Article 1408, V.A.P.C., 1925, in effect at the time of petitioner's trial, did provide that the punishment for robbery "when a firearm or other deadly weapon is used or exhibited in the commission of the offense" was to be "death or by confinement in the penitentiary for any term not less than five years." Thus, it is clear that robbery by firearms was a capital offense in this state in 1973. In absence of a showing to the contrary, this court assumes the law in another state to be the same as in Texas. Jackson v. State, 494 S.W.2d 550 (Tex.Cr. App.1973). See also Alamand v. State, 536 S.W.2d 505 S.W.2d 536 (Tex.Cr.App.1974); McKinney v. State, 505 S.W.2d 536 (Tex.Cr.App.1974). And more particularly, it was assumed in Ford v. State, 488 S.W.2d 793 (Tex.Cr.App. 1972), that the laws of Oklahoma were the same as the laws of Texas absent a showing to the contrary. Moreover, an examination of Oklahoma statutes, 21 Okl.St.Ann., ยง 801, reveals that prior to March 30, 1973 the offense of robbery by firearms in Oklahoma was punishable by maximum penalty of death.[1] Consequently, at the time of petitioner's prior conviction in Oklahoma in 1965 and on the date of the alleged primary offense robbery by firearms was a capital felony in Oklahoma.

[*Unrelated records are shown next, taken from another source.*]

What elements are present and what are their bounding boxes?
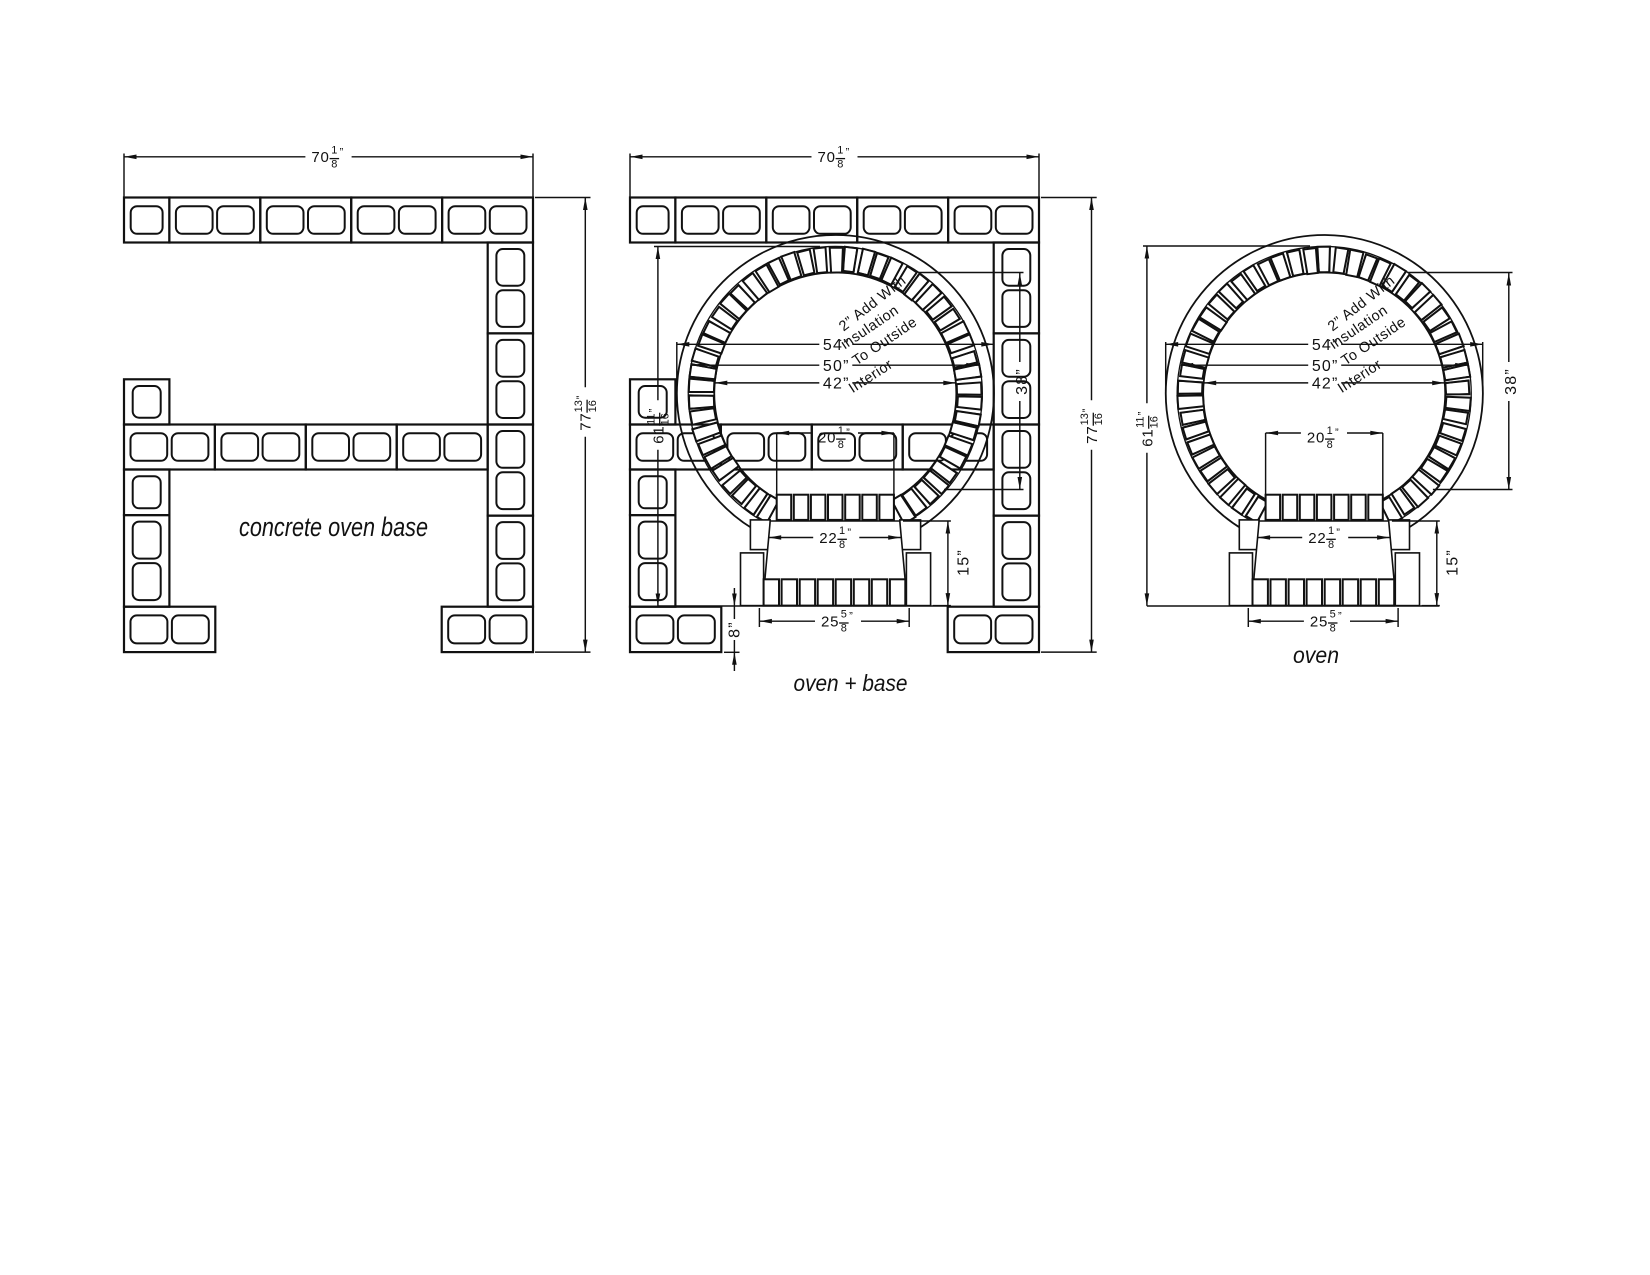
svg-text:”: ”: [340, 146, 344, 158]
svg-text:20: 20: [818, 430, 836, 447]
svg-text:11: 11: [645, 413, 657, 424]
svg-text:11: 11: [1134, 416, 1146, 427]
svg-text:1: 1: [1327, 425, 1333, 437]
svg-text:61: 61: [1139, 429, 1156, 447]
svg-text:16: 16: [587, 400, 599, 412]
svg-text:concrete oven base: concrete oven base: [239, 512, 428, 542]
svg-text:16: 16: [1148, 416, 1160, 428]
svg-text:50”: 50”: [823, 358, 850, 375]
svg-text:16: 16: [659, 413, 671, 425]
svg-text:”: ”: [846, 146, 850, 158]
svg-text:8: 8: [837, 158, 843, 170]
svg-text:61: 61: [650, 426, 667, 444]
svg-text:8: 8: [331, 158, 337, 170]
svg-text:13: 13: [1079, 413, 1091, 425]
svg-text:8: 8: [841, 623, 847, 635]
svg-text:oven: oven: [1293, 642, 1339, 668]
svg-text:8: 8: [838, 439, 844, 451]
svg-text:50”: 50”: [1312, 358, 1339, 375]
svg-text:20: 20: [1307, 430, 1325, 447]
svg-text:15”: 15”: [1444, 549, 1461, 576]
svg-text:8: 8: [1328, 539, 1334, 551]
svg-text:25: 25: [1310, 614, 1328, 631]
svg-text:13: 13: [573, 400, 585, 412]
svg-text:”: ”: [1338, 611, 1342, 623]
svg-text:8: 8: [1327, 439, 1333, 451]
svg-text:77: 77: [578, 413, 595, 431]
svg-text:”: ”: [647, 408, 659, 412]
svg-text:1: 1: [1328, 525, 1334, 537]
svg-text:”: ”: [1136, 411, 1148, 415]
svg-text:38”: 38”: [1014, 368, 1031, 395]
svg-text:1: 1: [839, 525, 845, 537]
svg-text:”: ”: [1081, 408, 1093, 412]
svg-text:8: 8: [1330, 623, 1336, 635]
svg-text:”: ”: [1335, 427, 1339, 439]
svg-text:1: 1: [837, 144, 843, 156]
svg-text:70: 70: [818, 149, 836, 166]
svg-text:77: 77: [1084, 426, 1101, 444]
svg-text:”: ”: [575, 395, 587, 399]
svg-text:5: 5: [1330, 609, 1336, 621]
svg-text:1: 1: [838, 425, 844, 437]
svg-text:5: 5: [841, 609, 847, 621]
svg-text:”: ”: [1336, 527, 1340, 539]
svg-text:oven + base: oven + base: [794, 670, 908, 696]
svg-text:25: 25: [821, 614, 839, 631]
svg-text:70: 70: [311, 149, 329, 166]
svg-text:8”: 8”: [727, 621, 744, 638]
svg-text:38”: 38”: [1503, 368, 1520, 395]
svg-text:16: 16: [1093, 413, 1105, 425]
svg-text:22: 22: [819, 530, 837, 547]
svg-text:8: 8: [839, 539, 845, 551]
svg-text:15”: 15”: [955, 549, 972, 576]
svg-text:1: 1: [331, 144, 337, 156]
svg-text:”: ”: [849, 611, 853, 623]
svg-text:”: ”: [846, 427, 850, 439]
svg-text:”: ”: [847, 527, 851, 539]
svg-text:22: 22: [1308, 530, 1326, 547]
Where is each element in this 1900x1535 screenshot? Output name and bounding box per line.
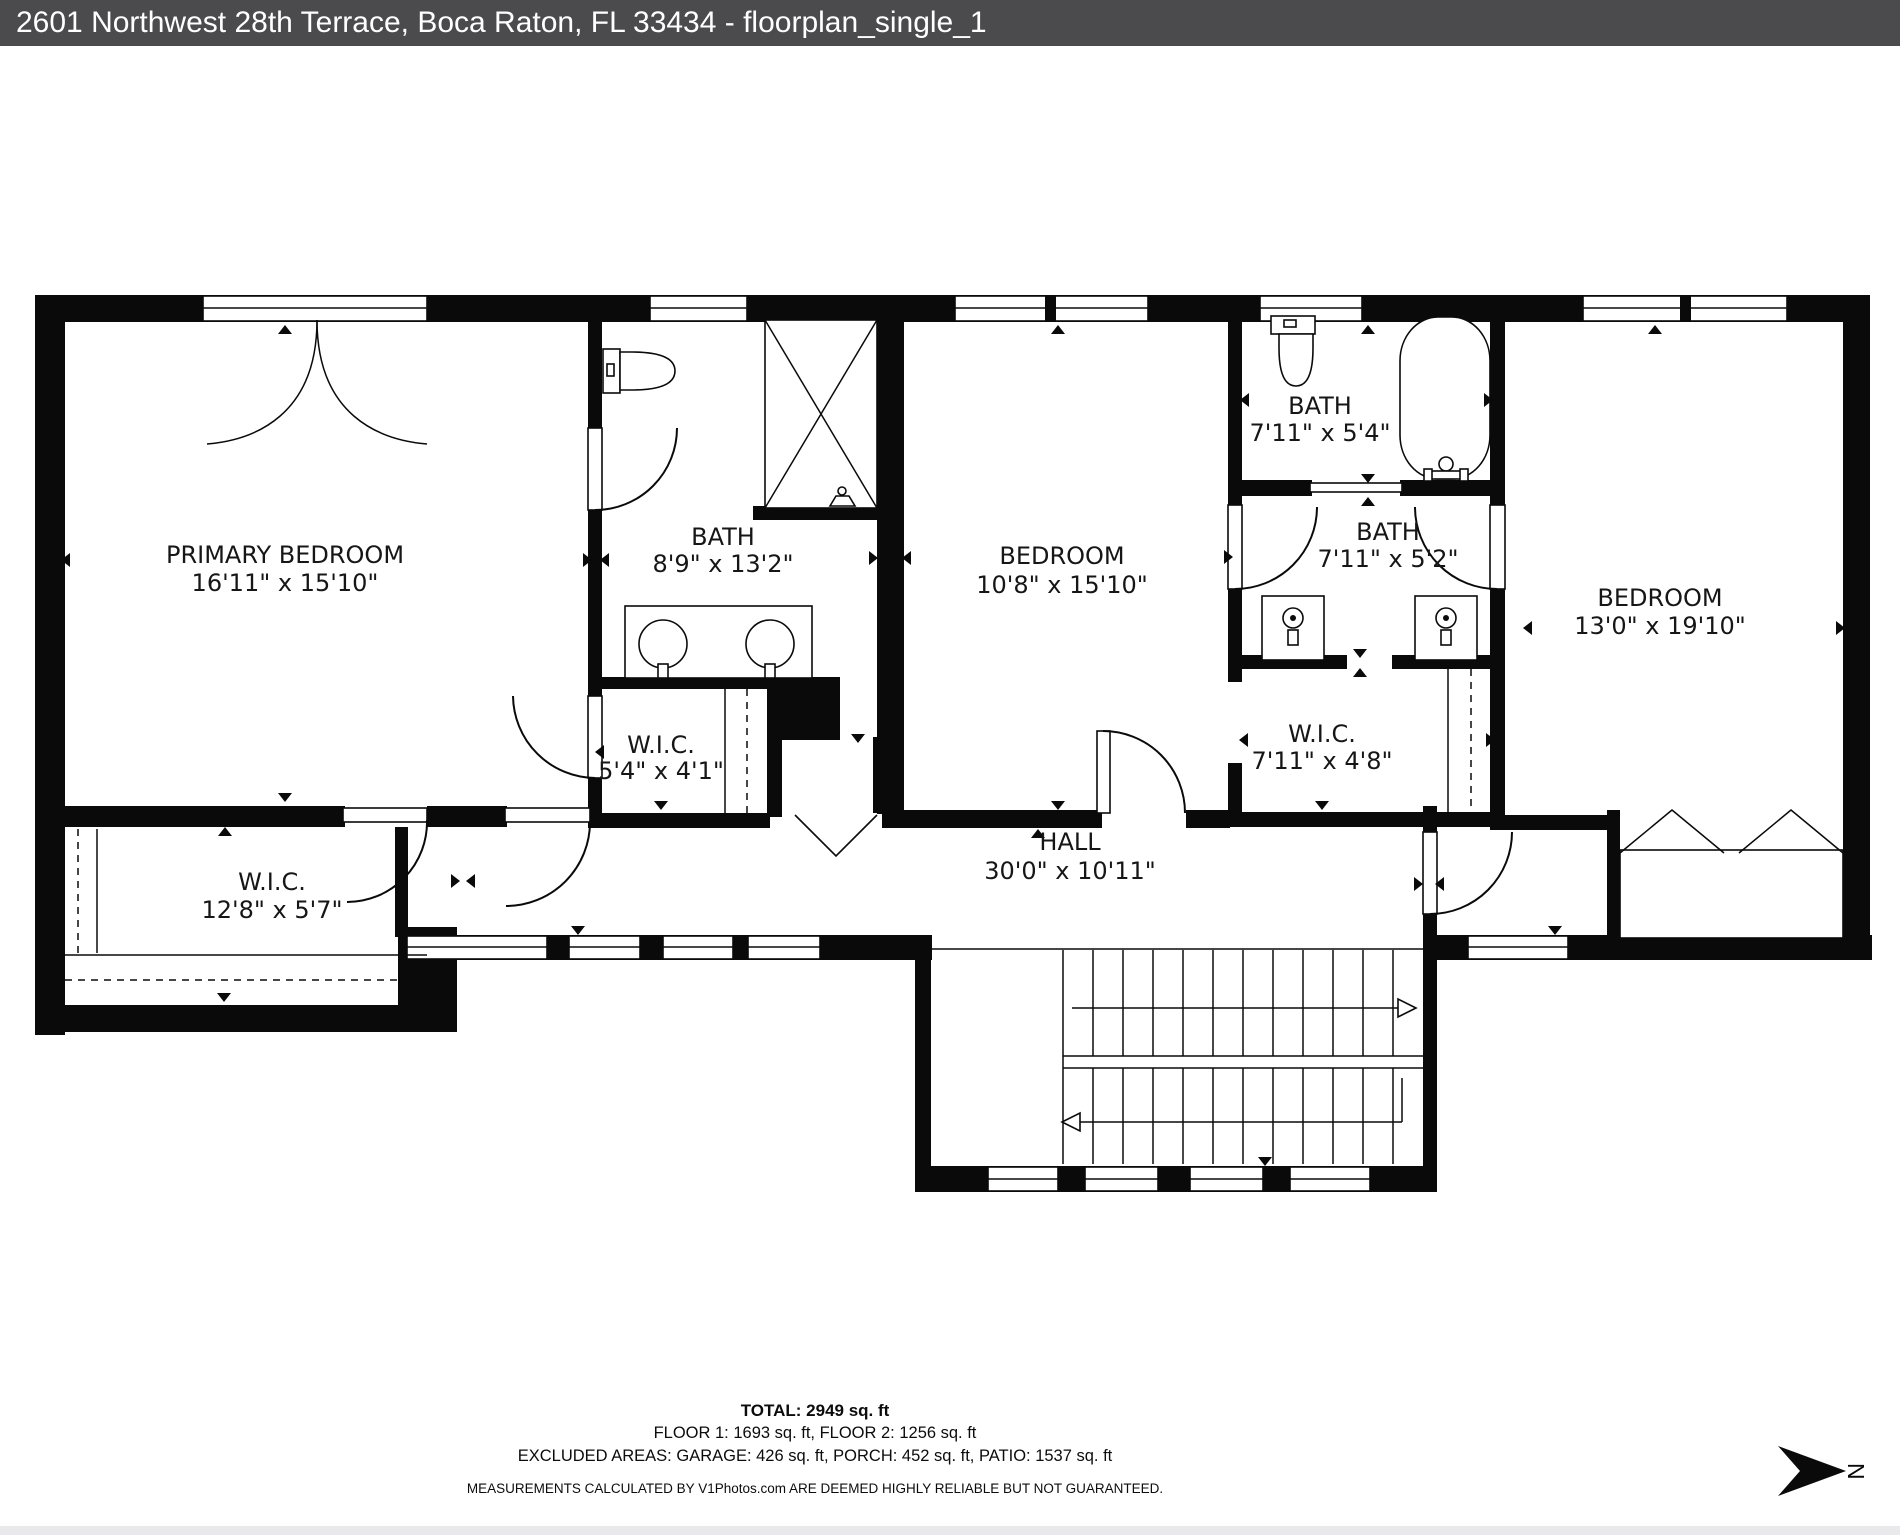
toilet-icon: [1271, 316, 1315, 386]
door: [1097, 731, 1185, 813]
door: [513, 696, 602, 778]
total-area: TOTAL: 2949 sq. ft: [315, 1399, 1315, 1422]
pocket-door: [1310, 483, 1402, 492]
window: [407, 936, 547, 959]
room-dims: 8'9" x 13'2": [652, 550, 793, 578]
stairs: [931, 949, 1423, 1164]
hall-niche: [795, 815, 877, 856]
disclaimer: MEASUREMENTS CALCULATED BY V1Photos.com …: [315, 1481, 1315, 1496]
room-label: BATH: [691, 523, 755, 551]
bottom-strip: [0, 1526, 1900, 1535]
dimension-markers: [48, 311, 1845, 1166]
north-arrow-icon: N: [1778, 1446, 1869, 1496]
window: [988, 1167, 1058, 1191]
stairs-down-arrow: [1062, 1113, 1080, 1131]
door: [588, 428, 677, 510]
walls: [35, 295, 1872, 1192]
shower-icon: [765, 320, 877, 508]
room-label: W.I.C.: [627, 731, 695, 759]
room-dims: 5'4" x 4'1": [598, 757, 724, 785]
room-dims: 13'0" x 19'10": [1574, 612, 1746, 640]
vanity-sink-icon: [1415, 596, 1477, 660]
room-dims: 12'8" x 5'7": [201, 896, 342, 924]
window: [748, 936, 820, 959]
room-label: W.I.C.: [238, 868, 306, 896]
window: [1190, 1167, 1263, 1191]
room-label: BATH: [1356, 518, 1420, 546]
door: [343, 808, 427, 902]
room-label: HALL: [1039, 828, 1101, 856]
room-dims: 7'11" x 5'2": [1317, 545, 1458, 573]
room-label: PRIMARY BEDROOM: [166, 541, 404, 569]
window: [955, 296, 1148, 321]
floorplan-drawing: PRIMARY BEDROOM 16'11" x 15'10" BATH 8'9…: [0, 0, 1900, 1535]
doors: [343, 428, 1512, 914]
room-dims: 7'11" x 5'4": [1249, 419, 1390, 447]
curtain-window-icon: [207, 320, 427, 444]
window: [1290, 1167, 1370, 1191]
windows: [203, 296, 1787, 1191]
window: [663, 936, 733, 959]
floor-areas: FLOOR 1: 1693 sq. ft, FLOOR 2: 1256 sq. …: [315, 1422, 1315, 1445]
double-vanity-icon: [625, 606, 812, 678]
vanity-sink-icon: [1262, 596, 1324, 660]
door: [505, 808, 590, 906]
window: [1085, 1167, 1158, 1191]
bifold-closet-icon: [1620, 810, 1843, 938]
room-dims: 16'11" x 15'10": [192, 569, 379, 597]
window: [1583, 296, 1787, 321]
window: [1468, 936, 1568, 959]
room-label: BEDROOM: [999, 542, 1124, 570]
room-label: BATH: [1288, 392, 1352, 420]
area-summary: TOTAL: 2949 sq. ft FLOOR 1: 1693 sq. ft,…: [315, 1399, 1315, 1496]
window: [569, 936, 640, 959]
room-label: BEDROOM: [1597, 584, 1722, 612]
north-label: N: [1843, 1463, 1869, 1480]
door: [1228, 505, 1317, 589]
room-dims: 7'11" x 4'8": [1251, 747, 1392, 775]
door: [1423, 832, 1512, 914]
floorplan-viewer: 2601 Northwest 28th Terrace, Boca Raton,…: [0, 0, 1900, 1535]
bathtub-icon: [1400, 317, 1490, 481]
room-dims: 10'8" x 15'10": [976, 571, 1148, 599]
toilet-icon: [603, 349, 675, 393]
room-dims: 30'0" x 10'11": [984, 857, 1156, 885]
excluded-areas: EXCLUDED AREAS: GARAGE: 426 sq. ft, PORC…: [315, 1445, 1315, 1468]
window: [203, 296, 427, 321]
room-label: W.I.C.: [1288, 720, 1356, 748]
window: [650, 296, 747, 321]
stairs-up-arrow: [1398, 999, 1416, 1017]
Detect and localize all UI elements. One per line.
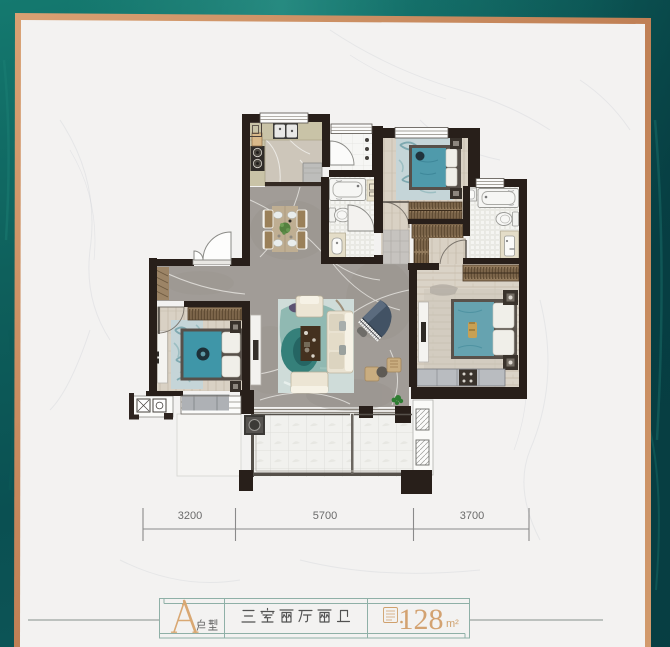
svg-text:3200: 3200 <box>178 510 202 522</box>
svg-text:5700: 5700 <box>313 510 337 522</box>
svg-text:m²: m² <box>446 618 459 630</box>
svg-text:3700: 3700 <box>460 510 484 522</box>
svg-text:128: 128 <box>399 603 444 636</box>
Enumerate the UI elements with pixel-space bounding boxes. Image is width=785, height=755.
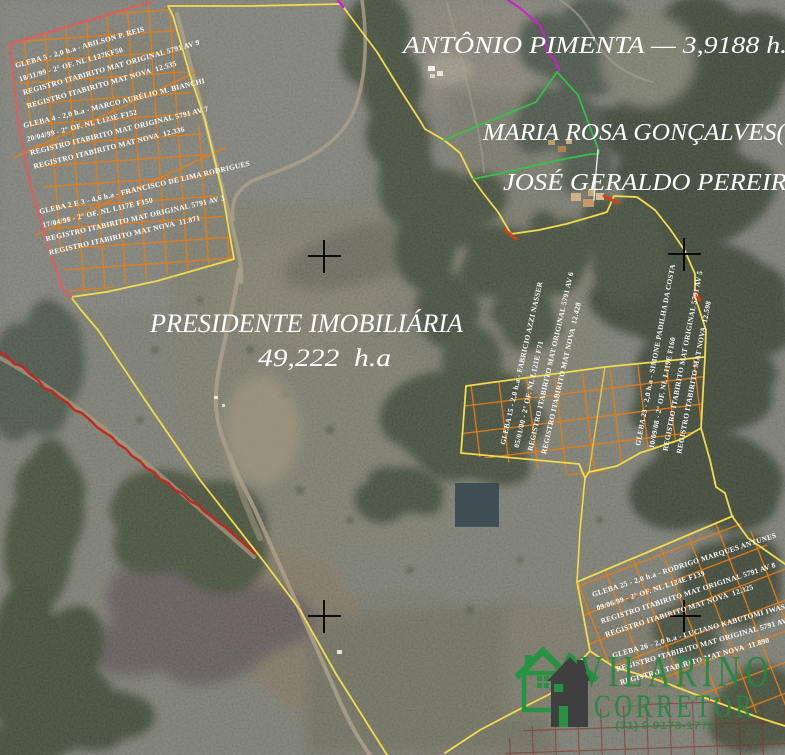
svg-text:JOSÉ GERALDO PEREIRA: JOSÉ GERALDO PEREIRA [503, 170, 785, 196]
svg-text:(31) 9 9173-1770: (31) 9 9173-1770 [615, 720, 715, 732]
svg-text:MARIA ROSA GONÇALVES(: MARIA ROSA GONÇALVES( [482, 120, 785, 146]
svg-text:49,222 h.a: 49,222 h.a [258, 345, 391, 372]
svg-text:ANTÔNIO PIMENTA — 3,9188 h.a: ANTÔNIO PIMENTA — 3,9188 h.a [401, 32, 785, 59]
svg-text:PRESIDENTE IMOBILIÁRIA: PRESIDENTE IMOBILIÁRIA [149, 309, 463, 338]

Article 62, supra, provides:

"If it be shown on the trial of a felony less than capital that the defendant has before been convicted of the same offense, or one of the same nature, the punishment on such second or subsequent conviction shall be the highest which is affixed to the commission of such offenses in ordinary cases."

It was well settled under our former Penal Code that prior convictions used for enhancement of punishment under Articles 62 and 63, V.A.P.C., had to be non-capital felonies. See Couch v. State, 155 Tex.Cr.R. *83 585, 238 S.W.2d 198 (1951); Meador v. State, 161 Tex.Cr.R. 183, 275 S.W.2d 657 (1955); Urtado v. State, 167 Tex.Cr.R. 318, 319 S.W.2d 711 (1958); Johnson v. State, 436 S.W.2d 906 (Tex.Cr.App.1968); Baker v. State, 437 S.W.2d 825 (Tex.Cr.App.1969);[2]Wheat v. State, 442 S.W.2d 363, 366 (Tex. Cr.App.1969).

In Meador v. State, supra, it was held that a prior conviction for the capital offense of robbery with firearms was not available to enhance the punishment in prosecution for robbery by assault.

We conclude that the petitioner is entitled to the relief prayed for. The conviction is set aside and he is remanded to the custody of the Sheriff to Taylor County to answer to the primary count in the indictment under which he was convicted.


[1] Effective March 30, 1973, the said statute was amended to provide for the maximum possible punishment of life imprisonment for said offense.

[2] Johnson and Baker were overruled by Bradley v. State, 456 S.W.2d 923 (Tex.Cr.App.1970), to the extent of any conflict, but not on the proposition of law here involved.